Logroño en sus bares

Menéndez Pelayo, una sabrosa manzana

Vista de Menéndez Pelayo. Foto de Justo Rodríguez

 

Estas líneas se empezaron a alumbrar la otra mañana, mientras observaba una foto antigua, custodiada por Jesús Rocandio en la Casa de la Imagen. Es la imagen que aparece más abajo: estuve un rato intentando calibrar desde dónde la había tirado el gran Teo, porque no caía, no caía… Al fondo se alzaba la iglesia de Santa Teresita, un poco más cerca unos jardines cercaban algún edificio invisible para el ojo humano, una anciana y ¿su nieta? miraban al fotógrafo mientras trabajaba, esa costumbre tan española.
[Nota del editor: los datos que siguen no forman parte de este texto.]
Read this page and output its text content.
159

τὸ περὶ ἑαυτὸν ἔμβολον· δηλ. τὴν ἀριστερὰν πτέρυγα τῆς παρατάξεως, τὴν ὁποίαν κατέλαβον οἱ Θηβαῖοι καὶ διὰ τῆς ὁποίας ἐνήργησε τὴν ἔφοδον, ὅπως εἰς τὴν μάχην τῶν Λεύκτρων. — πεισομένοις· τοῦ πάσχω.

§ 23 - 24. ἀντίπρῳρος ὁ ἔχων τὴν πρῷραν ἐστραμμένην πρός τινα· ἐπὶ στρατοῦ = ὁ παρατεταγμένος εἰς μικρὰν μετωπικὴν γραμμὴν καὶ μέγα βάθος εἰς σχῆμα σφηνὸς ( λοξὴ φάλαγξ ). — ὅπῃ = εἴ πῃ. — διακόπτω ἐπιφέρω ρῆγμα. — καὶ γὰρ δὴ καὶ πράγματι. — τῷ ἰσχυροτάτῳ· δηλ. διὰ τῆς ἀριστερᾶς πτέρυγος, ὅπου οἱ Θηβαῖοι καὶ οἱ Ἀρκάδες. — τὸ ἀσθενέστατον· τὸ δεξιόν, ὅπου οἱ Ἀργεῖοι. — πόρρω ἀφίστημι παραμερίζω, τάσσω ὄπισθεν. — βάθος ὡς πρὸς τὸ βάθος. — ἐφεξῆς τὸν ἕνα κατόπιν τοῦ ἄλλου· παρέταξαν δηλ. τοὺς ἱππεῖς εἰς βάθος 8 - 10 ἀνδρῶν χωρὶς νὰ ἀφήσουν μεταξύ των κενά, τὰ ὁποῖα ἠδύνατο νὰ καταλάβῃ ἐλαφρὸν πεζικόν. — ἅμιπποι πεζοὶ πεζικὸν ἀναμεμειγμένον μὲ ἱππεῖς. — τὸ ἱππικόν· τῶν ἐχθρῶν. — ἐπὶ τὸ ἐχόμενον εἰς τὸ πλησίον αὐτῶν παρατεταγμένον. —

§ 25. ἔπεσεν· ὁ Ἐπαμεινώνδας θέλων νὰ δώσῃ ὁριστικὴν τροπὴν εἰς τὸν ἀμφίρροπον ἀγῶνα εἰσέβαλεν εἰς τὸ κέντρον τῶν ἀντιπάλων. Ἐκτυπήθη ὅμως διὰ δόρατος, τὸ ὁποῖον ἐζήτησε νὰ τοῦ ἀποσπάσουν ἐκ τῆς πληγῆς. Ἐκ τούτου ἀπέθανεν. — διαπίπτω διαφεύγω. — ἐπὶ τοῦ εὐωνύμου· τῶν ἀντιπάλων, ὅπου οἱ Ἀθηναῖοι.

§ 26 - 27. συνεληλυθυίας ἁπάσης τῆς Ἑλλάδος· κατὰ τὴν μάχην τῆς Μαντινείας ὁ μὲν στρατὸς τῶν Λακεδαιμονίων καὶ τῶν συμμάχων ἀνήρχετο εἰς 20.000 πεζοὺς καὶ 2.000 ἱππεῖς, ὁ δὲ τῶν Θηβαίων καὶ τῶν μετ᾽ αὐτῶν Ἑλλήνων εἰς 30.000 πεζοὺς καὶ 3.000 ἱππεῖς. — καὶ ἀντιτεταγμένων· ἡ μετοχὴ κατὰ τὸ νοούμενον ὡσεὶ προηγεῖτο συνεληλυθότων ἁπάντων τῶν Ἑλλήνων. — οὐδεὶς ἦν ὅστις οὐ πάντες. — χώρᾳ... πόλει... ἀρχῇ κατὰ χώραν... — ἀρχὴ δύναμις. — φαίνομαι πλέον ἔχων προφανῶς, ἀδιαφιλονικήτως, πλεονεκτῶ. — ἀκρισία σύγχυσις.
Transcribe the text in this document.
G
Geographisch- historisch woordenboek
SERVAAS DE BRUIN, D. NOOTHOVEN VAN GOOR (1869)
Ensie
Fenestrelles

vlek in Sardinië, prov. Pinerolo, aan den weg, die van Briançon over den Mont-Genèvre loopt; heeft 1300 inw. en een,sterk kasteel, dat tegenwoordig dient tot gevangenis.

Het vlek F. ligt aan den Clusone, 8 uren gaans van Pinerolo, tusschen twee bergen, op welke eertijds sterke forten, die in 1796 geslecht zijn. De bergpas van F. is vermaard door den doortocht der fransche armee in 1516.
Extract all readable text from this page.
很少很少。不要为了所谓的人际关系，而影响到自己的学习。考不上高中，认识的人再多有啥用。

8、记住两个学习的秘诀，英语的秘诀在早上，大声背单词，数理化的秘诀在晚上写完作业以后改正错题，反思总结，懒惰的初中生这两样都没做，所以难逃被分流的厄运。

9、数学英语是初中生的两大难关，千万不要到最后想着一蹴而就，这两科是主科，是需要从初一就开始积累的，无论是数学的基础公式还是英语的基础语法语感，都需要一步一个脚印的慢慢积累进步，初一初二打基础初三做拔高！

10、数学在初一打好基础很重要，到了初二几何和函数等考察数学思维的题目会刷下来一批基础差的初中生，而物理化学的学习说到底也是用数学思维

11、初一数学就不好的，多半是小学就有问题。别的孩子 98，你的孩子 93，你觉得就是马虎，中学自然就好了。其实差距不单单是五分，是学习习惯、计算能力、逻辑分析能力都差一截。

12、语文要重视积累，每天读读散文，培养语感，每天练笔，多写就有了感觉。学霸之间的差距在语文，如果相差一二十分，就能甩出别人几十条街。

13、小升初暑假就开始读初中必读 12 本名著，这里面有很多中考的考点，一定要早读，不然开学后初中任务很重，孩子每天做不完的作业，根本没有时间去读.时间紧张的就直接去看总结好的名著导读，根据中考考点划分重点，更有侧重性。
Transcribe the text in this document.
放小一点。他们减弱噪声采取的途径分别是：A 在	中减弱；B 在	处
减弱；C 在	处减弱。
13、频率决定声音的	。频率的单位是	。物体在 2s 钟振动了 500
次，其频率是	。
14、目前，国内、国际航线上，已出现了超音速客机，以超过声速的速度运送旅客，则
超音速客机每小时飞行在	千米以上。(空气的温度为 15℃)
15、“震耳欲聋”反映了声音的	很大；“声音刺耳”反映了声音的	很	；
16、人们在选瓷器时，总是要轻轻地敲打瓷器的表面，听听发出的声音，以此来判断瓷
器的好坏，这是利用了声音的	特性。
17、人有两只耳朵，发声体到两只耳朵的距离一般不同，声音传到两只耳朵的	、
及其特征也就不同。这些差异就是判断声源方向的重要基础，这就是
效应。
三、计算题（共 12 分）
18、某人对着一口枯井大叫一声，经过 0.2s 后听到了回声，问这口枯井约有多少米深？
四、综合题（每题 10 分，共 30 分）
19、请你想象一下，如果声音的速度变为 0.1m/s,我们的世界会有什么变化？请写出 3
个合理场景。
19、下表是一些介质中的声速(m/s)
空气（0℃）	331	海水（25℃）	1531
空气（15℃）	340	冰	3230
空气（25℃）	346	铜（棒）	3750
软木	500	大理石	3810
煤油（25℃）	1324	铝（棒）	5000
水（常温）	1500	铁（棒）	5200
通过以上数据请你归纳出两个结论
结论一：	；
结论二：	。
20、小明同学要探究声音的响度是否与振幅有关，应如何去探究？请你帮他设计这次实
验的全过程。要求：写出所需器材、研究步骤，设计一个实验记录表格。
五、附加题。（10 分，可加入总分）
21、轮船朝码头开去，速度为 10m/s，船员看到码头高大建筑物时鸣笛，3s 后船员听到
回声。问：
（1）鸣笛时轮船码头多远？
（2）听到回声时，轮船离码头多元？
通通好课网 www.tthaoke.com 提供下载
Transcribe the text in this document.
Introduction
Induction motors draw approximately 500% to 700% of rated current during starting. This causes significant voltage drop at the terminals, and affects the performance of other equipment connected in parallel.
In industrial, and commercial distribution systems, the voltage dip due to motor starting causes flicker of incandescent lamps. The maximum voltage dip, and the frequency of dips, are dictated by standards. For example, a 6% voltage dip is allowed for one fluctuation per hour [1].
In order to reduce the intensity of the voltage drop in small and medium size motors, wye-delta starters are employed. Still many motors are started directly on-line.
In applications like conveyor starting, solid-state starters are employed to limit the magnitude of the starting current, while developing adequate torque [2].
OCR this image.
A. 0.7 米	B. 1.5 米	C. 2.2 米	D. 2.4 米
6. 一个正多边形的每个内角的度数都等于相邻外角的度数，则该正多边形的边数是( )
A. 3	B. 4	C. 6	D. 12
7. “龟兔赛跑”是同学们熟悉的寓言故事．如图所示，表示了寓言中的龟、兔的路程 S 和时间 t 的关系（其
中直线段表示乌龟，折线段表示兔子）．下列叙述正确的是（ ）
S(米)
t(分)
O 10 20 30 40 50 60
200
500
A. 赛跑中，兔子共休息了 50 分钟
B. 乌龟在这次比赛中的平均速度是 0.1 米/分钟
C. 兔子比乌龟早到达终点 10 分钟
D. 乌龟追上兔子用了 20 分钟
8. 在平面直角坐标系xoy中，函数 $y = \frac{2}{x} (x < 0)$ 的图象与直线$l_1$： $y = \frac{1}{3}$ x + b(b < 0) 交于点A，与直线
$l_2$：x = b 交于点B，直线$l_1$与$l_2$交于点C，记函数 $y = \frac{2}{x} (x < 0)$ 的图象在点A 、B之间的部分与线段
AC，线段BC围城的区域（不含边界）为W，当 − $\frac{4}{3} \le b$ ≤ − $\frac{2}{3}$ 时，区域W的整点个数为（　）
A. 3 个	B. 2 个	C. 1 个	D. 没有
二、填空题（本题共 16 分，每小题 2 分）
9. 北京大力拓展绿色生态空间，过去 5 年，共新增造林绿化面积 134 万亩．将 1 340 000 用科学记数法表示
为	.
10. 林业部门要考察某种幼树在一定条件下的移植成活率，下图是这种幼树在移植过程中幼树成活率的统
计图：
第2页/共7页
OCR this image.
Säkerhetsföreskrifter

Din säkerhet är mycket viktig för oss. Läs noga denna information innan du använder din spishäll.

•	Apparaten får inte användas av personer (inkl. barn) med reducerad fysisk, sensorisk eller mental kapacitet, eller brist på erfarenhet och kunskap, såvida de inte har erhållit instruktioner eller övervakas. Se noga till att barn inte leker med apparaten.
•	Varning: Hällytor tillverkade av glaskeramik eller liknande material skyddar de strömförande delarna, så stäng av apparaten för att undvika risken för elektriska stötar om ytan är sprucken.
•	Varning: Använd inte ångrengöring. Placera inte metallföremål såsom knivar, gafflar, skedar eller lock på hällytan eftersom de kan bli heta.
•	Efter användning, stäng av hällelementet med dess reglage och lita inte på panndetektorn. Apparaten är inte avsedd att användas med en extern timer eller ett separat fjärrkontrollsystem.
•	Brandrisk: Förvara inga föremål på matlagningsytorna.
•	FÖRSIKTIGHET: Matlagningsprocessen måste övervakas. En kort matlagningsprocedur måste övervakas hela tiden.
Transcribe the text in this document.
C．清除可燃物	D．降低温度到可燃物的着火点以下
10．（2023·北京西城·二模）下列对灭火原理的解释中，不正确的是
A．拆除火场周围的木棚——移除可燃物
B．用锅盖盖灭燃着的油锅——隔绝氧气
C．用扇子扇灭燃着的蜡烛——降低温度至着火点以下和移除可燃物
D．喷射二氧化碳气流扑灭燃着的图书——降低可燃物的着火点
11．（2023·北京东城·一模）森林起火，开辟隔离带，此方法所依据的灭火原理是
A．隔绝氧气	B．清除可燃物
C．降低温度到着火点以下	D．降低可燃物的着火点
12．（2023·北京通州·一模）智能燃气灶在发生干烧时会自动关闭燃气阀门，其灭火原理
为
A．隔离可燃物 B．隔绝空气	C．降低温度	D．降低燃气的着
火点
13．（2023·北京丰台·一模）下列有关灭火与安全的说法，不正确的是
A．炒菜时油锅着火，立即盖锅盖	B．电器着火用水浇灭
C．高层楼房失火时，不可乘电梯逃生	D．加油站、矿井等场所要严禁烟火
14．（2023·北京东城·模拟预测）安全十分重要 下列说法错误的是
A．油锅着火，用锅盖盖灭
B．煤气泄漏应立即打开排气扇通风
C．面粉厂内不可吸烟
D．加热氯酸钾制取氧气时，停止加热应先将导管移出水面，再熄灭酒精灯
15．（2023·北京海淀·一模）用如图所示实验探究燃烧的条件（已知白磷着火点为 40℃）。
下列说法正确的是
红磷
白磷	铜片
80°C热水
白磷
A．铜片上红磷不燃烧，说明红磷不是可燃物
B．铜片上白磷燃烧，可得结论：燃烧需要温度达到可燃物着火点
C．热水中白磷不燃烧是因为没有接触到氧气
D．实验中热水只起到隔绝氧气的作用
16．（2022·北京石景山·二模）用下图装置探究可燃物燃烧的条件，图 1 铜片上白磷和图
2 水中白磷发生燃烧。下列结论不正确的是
La calle era en realidad un camino, un lodazal, una bañera urbana bien provista de charcos según era norma en la infancia de quienes comparten generación con quien esto escribe. Pero de repente… De repente…

De repente atiné con la localización. Era la calle Menéndez Pelayo. Por donde había deambulado unas horas antes, practicando el recomendable rito del aperitivo sabatino. No había tampoco ese día demasiada gente. En eso sí que se parecían la antigua calle de la foto y la nueva cuyas baldosas venía de pisar. En todo lo demás, salvada sea la mentada iglesia, Menéndez Pelayo era otra. Una calle radicalmente distinta. De la calle en blanco y negro recuerdo bien que ese chalé que se entreveía en la instantánea de Teo alojaba la sección B, por así decirlo, de los Escolapios, orden religiosa que defendía en tan magro edificio su colegio menor: el mayor se ubicaba donde todavía hoy resiste, en Doce Ligero. Entonces, el chalecito coqueto coronaba el tránsito desde la calle Santa Isabel y hacía frontera con la auténtica nada. Poco más tenía Logroño que ofrecer lejos de esas calles. Campas infinitas para delicia de las ranas, otro colegio (Jesuitas) un poco más allá y en general unos andurriales sin asfaltar por donde podías encontrarte fumando a los internos de la Bene, pioneros entre nosotros en raparse la cabeza. No por estética. Por piojos.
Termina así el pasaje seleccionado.